In the article Johnson and his co-authors identify four major inflection points that span the evolution of medical devices and their security: (1) “Complex Systems and Accidental Failures” (1980s–present), (2) “Implantable Medical Devices” (2000–present), (3) “Unauthorized Parties and Medical Devices” (2006–present), and (4) “Cybersecurity of Medical Devices” (2012–present). The authors also lay out a timeline of important legislation aimed at regulating and/or enhancing security and privacy in the health sector. In the end, they arrive at several conclusions:
- The future of medical device security will be defined by the steps that the health sector takes today.
- Security trade-offs characterize the design and deployment of medical devices.
- Discussions of cybersecurity and medical devices often are distorted by misinformation and frightening language.

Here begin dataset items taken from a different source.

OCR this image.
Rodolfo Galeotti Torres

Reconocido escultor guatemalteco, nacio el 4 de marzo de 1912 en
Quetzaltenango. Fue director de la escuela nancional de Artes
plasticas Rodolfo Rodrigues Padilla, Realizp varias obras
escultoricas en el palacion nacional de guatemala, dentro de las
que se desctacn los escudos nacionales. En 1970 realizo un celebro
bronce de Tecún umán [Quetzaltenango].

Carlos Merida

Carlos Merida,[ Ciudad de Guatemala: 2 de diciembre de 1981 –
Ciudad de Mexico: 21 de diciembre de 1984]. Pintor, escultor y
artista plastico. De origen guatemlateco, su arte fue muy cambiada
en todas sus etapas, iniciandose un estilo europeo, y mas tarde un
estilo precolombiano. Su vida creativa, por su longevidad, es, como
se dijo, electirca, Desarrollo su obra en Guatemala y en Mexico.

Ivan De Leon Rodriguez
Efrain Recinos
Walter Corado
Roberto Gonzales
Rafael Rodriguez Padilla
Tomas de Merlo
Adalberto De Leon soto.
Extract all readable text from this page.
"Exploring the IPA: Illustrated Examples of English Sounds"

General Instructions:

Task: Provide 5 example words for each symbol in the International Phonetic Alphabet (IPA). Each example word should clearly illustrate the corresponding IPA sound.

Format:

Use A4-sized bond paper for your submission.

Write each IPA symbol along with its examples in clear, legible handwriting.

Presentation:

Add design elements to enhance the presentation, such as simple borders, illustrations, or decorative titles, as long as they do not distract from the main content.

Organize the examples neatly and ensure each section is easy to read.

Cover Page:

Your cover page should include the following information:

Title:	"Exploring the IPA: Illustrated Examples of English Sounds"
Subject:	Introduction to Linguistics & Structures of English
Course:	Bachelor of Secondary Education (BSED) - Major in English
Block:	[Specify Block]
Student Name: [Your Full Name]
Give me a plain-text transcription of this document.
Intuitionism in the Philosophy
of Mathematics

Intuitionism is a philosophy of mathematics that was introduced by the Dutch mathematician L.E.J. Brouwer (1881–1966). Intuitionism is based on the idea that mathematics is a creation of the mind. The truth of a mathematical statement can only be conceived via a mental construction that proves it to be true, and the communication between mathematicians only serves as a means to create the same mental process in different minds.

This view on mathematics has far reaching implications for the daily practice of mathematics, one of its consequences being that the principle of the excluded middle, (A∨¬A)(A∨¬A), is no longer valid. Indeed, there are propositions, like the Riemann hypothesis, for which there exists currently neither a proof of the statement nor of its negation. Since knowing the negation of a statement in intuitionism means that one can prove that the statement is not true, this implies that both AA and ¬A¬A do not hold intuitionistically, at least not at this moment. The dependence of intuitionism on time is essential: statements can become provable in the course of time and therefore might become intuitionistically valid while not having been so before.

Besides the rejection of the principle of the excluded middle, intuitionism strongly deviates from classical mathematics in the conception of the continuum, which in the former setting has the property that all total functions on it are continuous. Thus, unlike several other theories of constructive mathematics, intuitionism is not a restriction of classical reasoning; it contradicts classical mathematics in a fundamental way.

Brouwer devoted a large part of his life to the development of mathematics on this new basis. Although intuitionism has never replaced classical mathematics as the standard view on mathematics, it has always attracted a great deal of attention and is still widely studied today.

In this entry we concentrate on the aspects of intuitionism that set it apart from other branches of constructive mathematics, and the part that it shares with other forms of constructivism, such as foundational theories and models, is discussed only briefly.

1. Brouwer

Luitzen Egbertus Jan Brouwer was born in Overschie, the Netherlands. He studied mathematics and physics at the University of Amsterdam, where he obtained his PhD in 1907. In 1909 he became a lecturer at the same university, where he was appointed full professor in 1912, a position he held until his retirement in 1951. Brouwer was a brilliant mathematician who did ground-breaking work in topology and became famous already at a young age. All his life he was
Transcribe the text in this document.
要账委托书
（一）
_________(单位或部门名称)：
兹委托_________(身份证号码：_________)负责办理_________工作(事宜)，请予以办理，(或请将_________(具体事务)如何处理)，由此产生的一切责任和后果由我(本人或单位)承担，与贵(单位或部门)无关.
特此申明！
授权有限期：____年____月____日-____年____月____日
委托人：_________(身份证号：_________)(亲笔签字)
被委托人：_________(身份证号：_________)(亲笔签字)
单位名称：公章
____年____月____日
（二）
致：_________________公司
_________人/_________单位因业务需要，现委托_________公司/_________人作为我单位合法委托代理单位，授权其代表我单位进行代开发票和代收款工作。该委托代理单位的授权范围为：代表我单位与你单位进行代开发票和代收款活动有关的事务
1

With regard to the latter, the authors wrote, “We must resist the temptation to sensationalize the issues related to cybersecurity in the health sector, and instead apply sober, rational, systematic approaches to understanding and mitigating security risks.”
What then should be the appropriate course of action for health care professionals and their patients? Is there one risk they should be concerned about above all others? Johnson and his co-authors offer a clear answer in that regard.
“It is safe to say that patients’ reluctance to accept medically indicated devices due to concerns about security poses a greater threat to their health than any threat stemming from medical device security,” they wrote.
In other words, the biggest danger to patients’ health is not the security threats themselves but rather the irrational decisions that might result from these perceived threats. While users of medical devices may be vulnerable to hackers in theory, there is not enough of a risk, according to the authors, to discourage use of the devices altogether. A hijacked pacemaker makes for an interesting plot twist in a novel, but it is not very likely to happen in real life.
“Unless you’re the president of some country,” Johnson said, “or someone with a lot of enemies, I wouldn’t worry about being personally targeted.”